Question

The value of $ {K_p}{\text{ = 2}}{\text{.0 }} \times {\text{ 1}}{{\text{0}}^{10}}{\text{ bar}} $ is given at $ 450{\text{ K}} $ for the given reaction at equilibrium.
 $ {\text{2 S}}{{\text{O}}_2}(g){\text{ + }}{{\text{O}}_2}(g){\text{ }} \rightleftharpoons {\text{ 2 S}}{{\text{O}}_3}(g) $
What is the value of $ {K_c} $ at the same temperature?
 $ (i){\text{ 7}}{\text{.4 }} \times {\text{ 1}}{{\text{0}}^{11}}{\text{ L mo}}{{\text{l}}^{ - 1}} $
 $ (ii){\text{ 7}}{\text{.4 }} \times {\text{ 1}}{{\text{0}}^{ - 11}}{\text{ L mo}}{{\text{l}}^{ - 1}} $
 $ (iii){\text{ 3}}{\text{.7 }} \times {\text{ 1}}{{\text{0}}^{ - 11}}{\text{ L mo}}{{\text{l}}^{ - 1}} $
 $ (iv){\text{ 3}}{\text{.7 }} \times {\text{ 1}}{{\text{0}}^{11}}{\text{ L mo}}{{\text{l}}^{ - 1}} $

Answer 1

Hint :We will find the difference between the number of gaseous products and reactants. With the help of this change in gaseous number of moles we will find the value of $ {K_c} $ from the relation between $ {K_p} $ and $ {K_c} $ for a reaction at equilibrium.
For finding $ {K_p} $ or $ {K_c} $ :
 $ {K_p}{\text{ = }}{K_c}{\text{ }} \times {\text{ }}{\left( {{\text{RT}}} \right)^{\Delta {n_g}}} $
Here, $ R $ is gas constant, $ T $ is the temperature at which the reaction takes place and $ \Delta {n_g} $ is the change in the number of gaseous moles of the reaction.
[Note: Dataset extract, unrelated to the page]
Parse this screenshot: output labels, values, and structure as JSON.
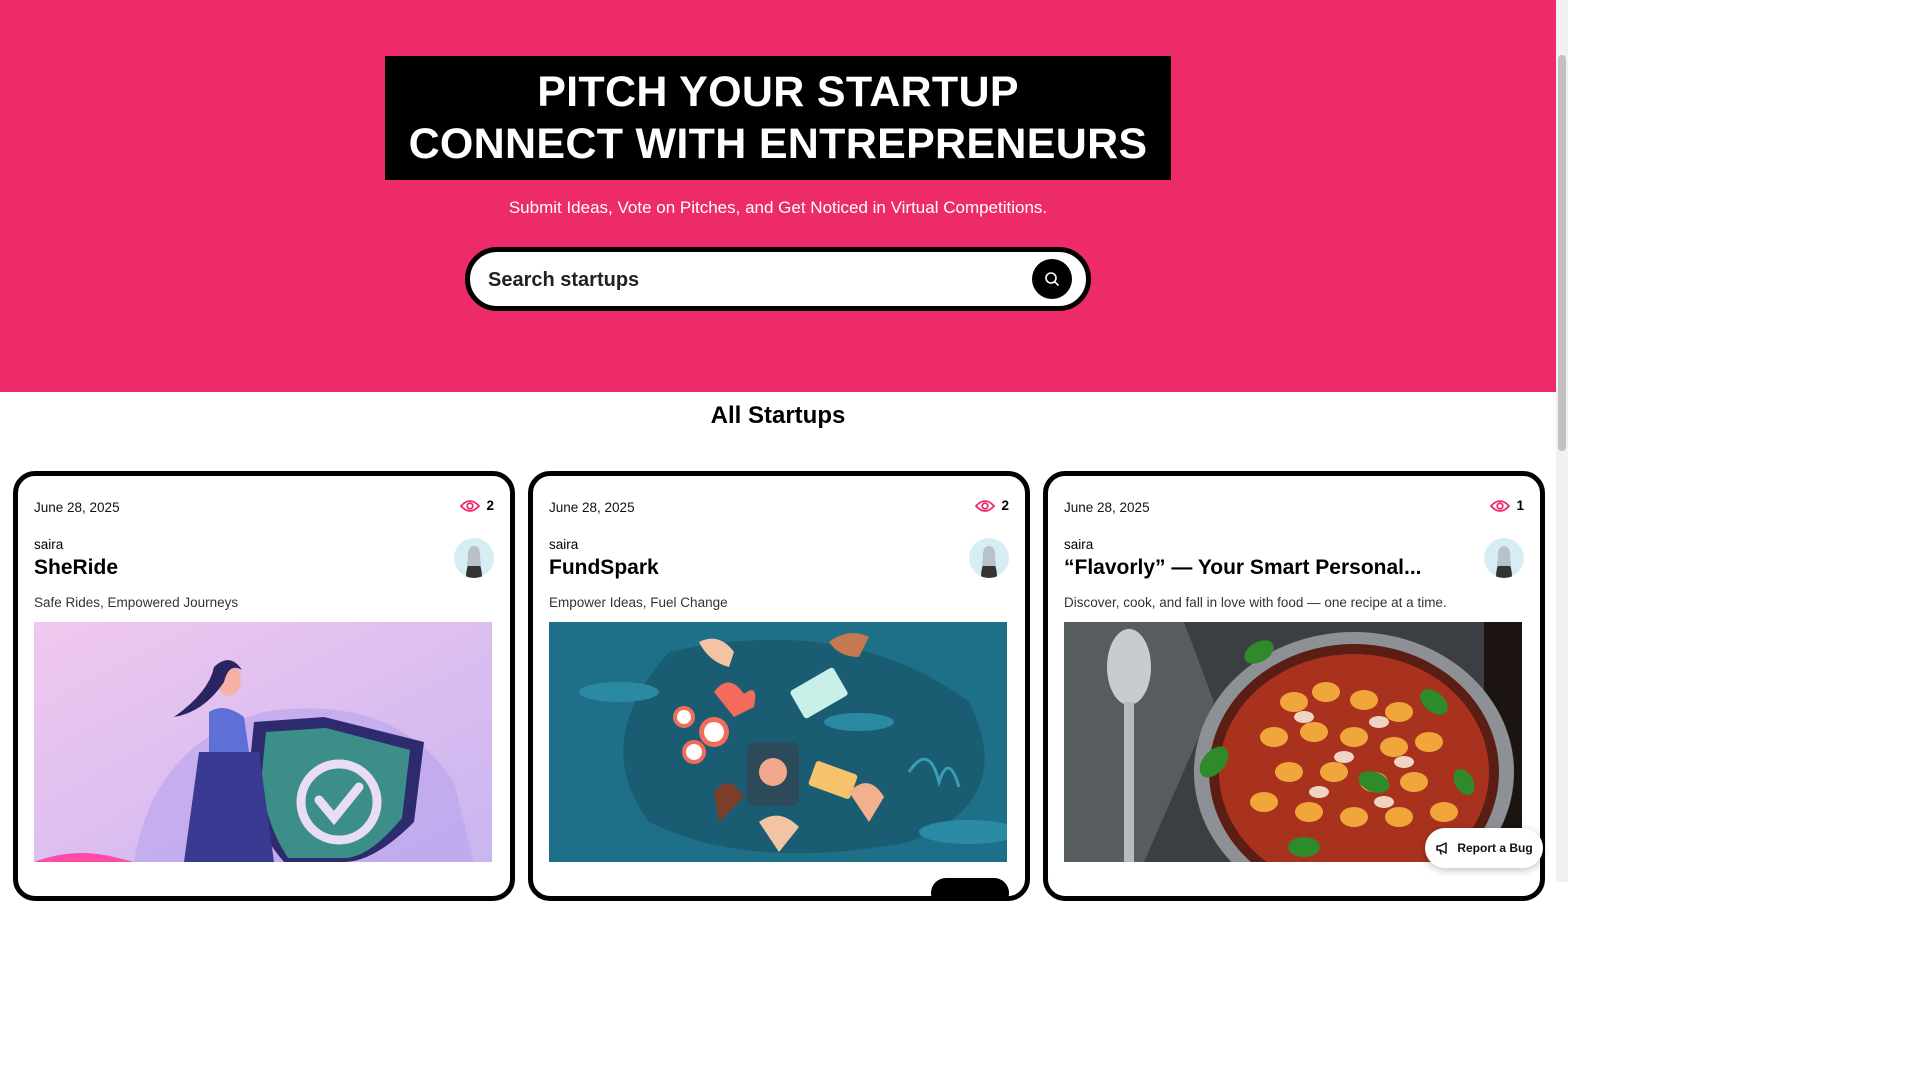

Complete Step By Step Answer:
For a reaction at equilibrium we can find the value of $ {K_p} $ or $ {K_c} $ by using the relation between them as,
 $ {K_p}{\text{ = }}{K_c}{\text{ }} \times {\text{ }}{\left( {{\text{RT}}} \right)^{\Delta {n_g}}} $
Firstly we will find the change in number of gaseous moles as:
 $ \Delta {n_g}{\text{ = }}{n_{g({\text{products}})}}{\text{ - }}{n_{g({\text{reactants}})}} $
For the given reaction it can be calculated as,
 $ {\text{2 S}}{{\text{O}}_2}(g){\text{ + }}{{\text{O}}_2}(g){\text{ }} \rightleftharpoons {\text{ 2 S}}{{\text{O}}_3}(g) $
 $ \Delta {n_g}{\text{ = }}{n_{g({\text{products}})}}{\text{ - }}{n_{g({\text{reactants}})}} $
We can observe that the number of gaseous moles of the product is two while the total number of gaseous moles of reactant is three. Therefore substituting these value we get change in number of gaseous moles for the whole reaction as,
 $ \Delta {n_g}{\text{ = 2 - 3 = - 1}} $
 Hence $ \Delta {n_g}{\text{ = - 1}} $ . Now substituting the all given values we get the result as,
 $ {K_p}{\text{ = }}{K_c}{\text{ }} \times {\text{ }}{\left( {{\text{RT}}} \right)^{\Delta {n_g}}} $
On putting, $ {K_p}{\text{ = 2}}{\text{.0 }} \times {\text{ 1}}{{\text{0}}^{10}}{\text{ bar}} $ , $ R{\text{ = 0}}{\text{.0831 L bar }}{{\text{K}}^{ - 1}}{\text{ mo}}{{\text{l}}^{ - 1}} $ , $ T = {\text{ 450 K}} $ and $ \Delta {n_g}{\text{ = - 1}} $
 $ {\text{2}}{\text{.0 }} \times {\text{ 1}}{{\text{0}}^{10}}{\text{ bar = }}{K_c}{\text{ }} \times {\text{ }}{\left( {{\text{0}}{\text{.0831 L bar }}{{\text{K}}^{ - 1}}{\text{ mo}}{{\text{l}}^{ - 1}}{\text{ }} \times {\text{ 450 K}}} \right)^{ - 1}} $
 $ {{\text{K}}_c}{\text{ = }}\left( {{\text{2 }} \times {\text{ 1}}{{\text{0}}^{10}}{\text{ bar}}} \right){\text{ }} \times \left( {{\text{0}}{\text{.0831 L bar }}{{\text{K}}^{ - 1}}{\text{ mo}}{{\text{l}}^{ - 1}}{\text{ }} \times {\text{ 450 K}}} \right) $
 $ {{\text{K}}_c}{\text{ = 7}}{\text{.4 }} \times {\text{ 1}}{{\text{0}}^{11}}{\text{ L mo}}{{\text{l}}^{ - 1}} $
Therefore the value of $ {K_c} $ for the given reaction at equilibrium is equal to $ {\text{7}}{\text{.4 }} \times {\text{ 1}}{{\text{0}}^{11}}{\text{ L mo}}{{\text{l}}^{ - 1}} $

Therefore the correct option is $ (i){\text{ 7}}{\text{.4 }} \times {\text{ 1}}{{\text{0}}^{11}}{\text{ L mo}}{{\text{l}}^{ - 1}} $ .

Note :
We cannot use the above relation between $ {K_p} $ and $ {K_c} $ when the temperature of reaction is not constant. If the temperature varies then we cannot use this relation. The value of gas constant $ R $ must be chosen correctly according to given units of $ {K_p} $ . If we use other values of gas constant then our answer would be different. We must include gaseous moles only while finding $ \Delta {n_g} $ for the reaction.